In resignation he lowered his head and repeated to himself very
quietly, "I can't walk any more; where would you have me go?"
* * * * * *
A commotion is arising for some unknown reason in. the horizontal
gulf which lengthens as it contracts from stretcher to stretcher as
far as the eye can see, as far as the pallid peep of daylight, in
this confused corridor where the poor winking flames of candles
redden and seem feverish, and winged shadows cast themselves. The
odds and ends of heads and limbs are agitated, appeals and cries
arouse each other and increase in number like invisible ghosts. The
prostrate bodies undulate, double up, and turn over.
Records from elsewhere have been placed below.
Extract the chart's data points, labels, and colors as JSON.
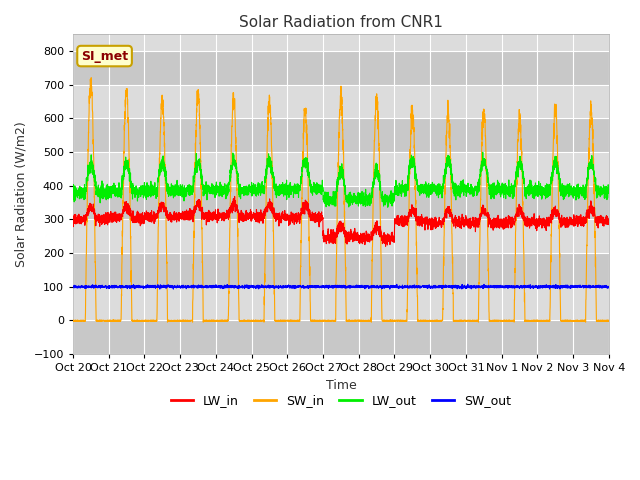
{
  "title": "Solar Radiation from CNR1",
  "xlabel": "Time",
  "ylabel": "Solar Radiation (W/m2)",
  "ylim": [
    -100,
    850
  ],
  "yticks": [
    -100,
    0,
    100,
    200,
    300,
    400,
    500,
    600,
    700,
    800
  ],
  "annotation_text": "SI_met",
  "annotation_color": "#8B0000",
  "annotation_bg": "#FFFFCC",
  "annotation_border": "#C8A000",
  "colors": {
    "LW_in": "#FF0000",
    "SW_in": "#FFA500",
    "LW_out": "#00EE00",
    "SW_out": "#0000FF"
  },
  "series_labels": [
    "LW_in",
    "SW_in",
    "LW_out",
    "SW_out"
  ],
  "fig_bg_color": "#FFFFFF",
  "plot_bg_light": "#DCDCDC",
  "plot_bg_dark": "#C8C8C8",
  "n_days": 15,
  "points_per_day": 288,
  "x_tick_labels": [
    "Oct 20",
    "Oct 21",
    "Oct 22",
    "Oct 23",
    "Oct 24",
    "Oct 25",
    "Oct 26",
    "Oct 27",
    "Oct 28",
    "Oct 29",
    "Oct 30",
    "Oct 31",
    "Nov 1",
    "Nov 2",
    "Nov 3",
    "Nov 4"
  ],
  "grid_color": "#FFFFFF",
  "linewidth": 0.8,
  "peak_vals": [
    710,
    675,
    660,
    670,
    650,
    645,
    620,
    655,
    660,
    620,
    610,
    615,
    600,
    625,
    625
  ]
}
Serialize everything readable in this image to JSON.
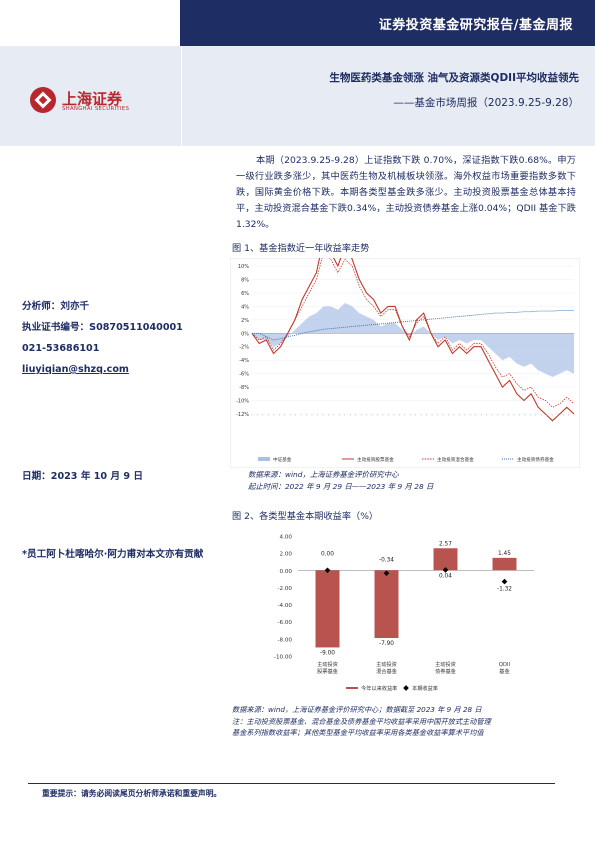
{
  "header": {
    "top_title": "证券投资基金研究报告/基金周报",
    "logo_text": "上海证券",
    "logo_sub": "SHANGHAI SECURITIES",
    "report_title": "生物医药类基金领涨 油气及资源类QDII平均收益领先",
    "report_subtitle": "——基金市场周报（2023.9.25-9.28）"
  },
  "summary": "本期（2023.9.25-9.28）上证指数下跌 0.70%，深证指数下跌0.68%。申万一级行业跌多涨少，其中医药生物及机械板块领涨。海外权益市场重要指数多数下跌，国际黄金价格下跌。本期各类型基金跌多涨少。主动投资股票基金总体基本持平，主动投资混合基金下跌0.34%，主动投资债券基金上涨0.04%；QDII 基金下跌1.32%。",
  "sidebar": {
    "analyst": "分析师：刘亦千",
    "license": "执业证书编号：S0870511040001",
    "phone": "021-53686101",
    "email": "liuyiqian@shzq.com",
    "date": "日期：2023 年 10 月 9 日",
    "note": "*员工阿卜杜喀哈尔·阿力甫对本文亦有贡献"
  },
  "figure1": {
    "title": "图 1、基金指数近一年收益率走势",
    "source_line1": "数据来源：wind，上海证券基金评价研究中心",
    "source_line2": "起止时间：2022 年 9 月 29 日——2023 年 9 月 28 日",
    "colors": {
      "stock": "#c0392b",
      "hybrid": "#c0392b",
      "bond": "#3a6fb5",
      "index": "#aabfe6"
    }
  },
  "figure2": {
    "title": "图 2、各类型基金本期收益率（%）",
    "source_line1": "数据来源：wind，上海证券基金评价研究中心；数据截至 2023 年 9 月 28 日",
    "source_line2": "注：主动投资股票基金、混合基金及债券基金平均收益率采用中国开放式主动管理",
    "source_line3": "基金系列指数收益率；其他类型基金平均收益率采用各类基金收益率算术平均值",
    "colors": {
      "bar": "#b85450",
      "marker": "#000000"
    }
  },
  "footer": {
    "note": "重要提示：请务必阅读尾页分析师承诺和重要声明。"
  },
  "chart_data": [
    {
      "type": "line",
      "ylim": [
        -12,
        10
      ],
      "y_ticks": [
        "10%",
        "8%",
        "6%",
        "4%",
        "2%",
        "0%",
        "-2%",
        "-4%",
        "-6%",
        "-8%",
        "-10%",
        "-12%"
      ],
      "legend": [
        "中证基金",
        "主动投资股票基金",
        "主动投资混合基金",
        "主动投资债券基金"
      ],
      "x_start": "2022-09-29",
      "x_end": "2023-09-28",
      "series": [
        {
          "name": "主动投资股票基金",
          "values": [
            0,
            -1.5,
            -1,
            -3,
            -2,
            0,
            2,
            5,
            7,
            9,
            14,
            12,
            10,
            13,
            11,
            8,
            6,
            5,
            3,
            4,
            4,
            1,
            -1,
            2,
            3,
            0,
            -2,
            -1,
            -3,
            -2,
            -3,
            -2,
            -2,
            -4,
            -6,
            -8,
            -7,
            -9,
            -10,
            -9,
            -11,
            -12,
            -13,
            -12,
            -11,
            -12
          ]
        },
        {
          "name": "主动投资混合基金",
          "values": [
            0,
            -1,
            -0.5,
            -2.5,
            -1.5,
            0,
            2,
            4,
            6,
            8,
            12,
            11,
            9,
            11,
            10,
            7,
            5,
            4,
            2.5,
            3.5,
            3.5,
            1,
            -0.5,
            1.5,
            2.5,
            0,
            -1.5,
            -0.5,
            -2.5,
            -1.5,
            -2.5,
            -1.5,
            -1.5,
            -3,
            -5,
            -6.5,
            -6,
            -7.5,
            -8.5,
            -8,
            -9.5,
            -10,
            -11,
            -10.5,
            -9.5,
            -10.5
          ]
        },
        {
          "name": "主动投资债券基金",
          "values": [
            0,
            0,
            -0.5,
            -1,
            -0.8,
            -0.5,
            -0.3,
            0,
            0.2,
            0.4,
            0.6,
            0.7,
            0.8,
            0.9,
            1,
            1.1,
            1.2,
            1.3,
            1.4,
            1.5,
            1.6,
            1.7,
            1.8,
            1.9,
            2,
            2.1,
            2.2,
            2.3,
            2.4,
            2.5,
            2.6,
            2.7,
            2.8,
            2.9,
            3,
            3,
            3.1,
            3.1,
            3.2,
            3.2,
            3.3,
            3.3,
            3.3,
            3.4,
            3.4,
            3.4
          ]
        },
        {
          "name": "中证基金",
          "values": [
            0,
            -1,
            -1,
            -2,
            -1.5,
            -0.5,
            0.5,
            1.5,
            2.5,
            3,
            4,
            4,
            3.5,
            4.5,
            4,
            3,
            2.5,
            2,
            1,
            1.5,
            1.5,
            0.5,
            -0.5,
            0.5,
            1,
            0,
            -1,
            -0.5,
            -1.5,
            -1,
            -1.5,
            -1,
            -1,
            -2,
            -3,
            -4,
            -3.5,
            -4.5,
            -5,
            -4.5,
            -5.5,
            -6,
            -6.5,
            -6,
            -5.5,
            -6
          ]
        }
      ]
    },
    {
      "type": "bar",
      "categories": [
        "主动投资股票基金",
        "主动投资混合基金",
        "主动投资债券基金",
        "QDII基金"
      ],
      "ylim": [
        -10,
        4
      ],
      "y_ticks": [
        "4.00",
        "2.00",
        "0.00",
        "-2.00",
        "-4.00",
        "-6.00",
        "-8.00",
        "-10.00"
      ],
      "series": [
        {
          "name": "今年以来收益率",
          "values": [
            -9.0,
            -7.9,
            2.57,
            1.45
          ]
        },
        {
          "name": "本期收益率",
          "values": [
            0.0,
            -0.34,
            0.04,
            -1.32
          ]
        }
      ]
    }
  ]
}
In the heart of this den of captives, debased and punished by pain,
I make out the big mass of a hospital attendant whose heavy
shoulders rise and fall like a knapsack carried crosswise, and whose
stentorian voice reverberates at speed through the cave. "You've
been meddling with your bandage again, you son of a lubber, you
varmint!" he thunders. "I'll do it up again for you, as long as it's
you, my chick, but if you touch it again, you'll see what I'll do to
you!"
Behold him then in the obscurity, twisting a bandage round the
cranium of a very little man who is almost upright, who has
bristling hair and a beard which puffs out in front.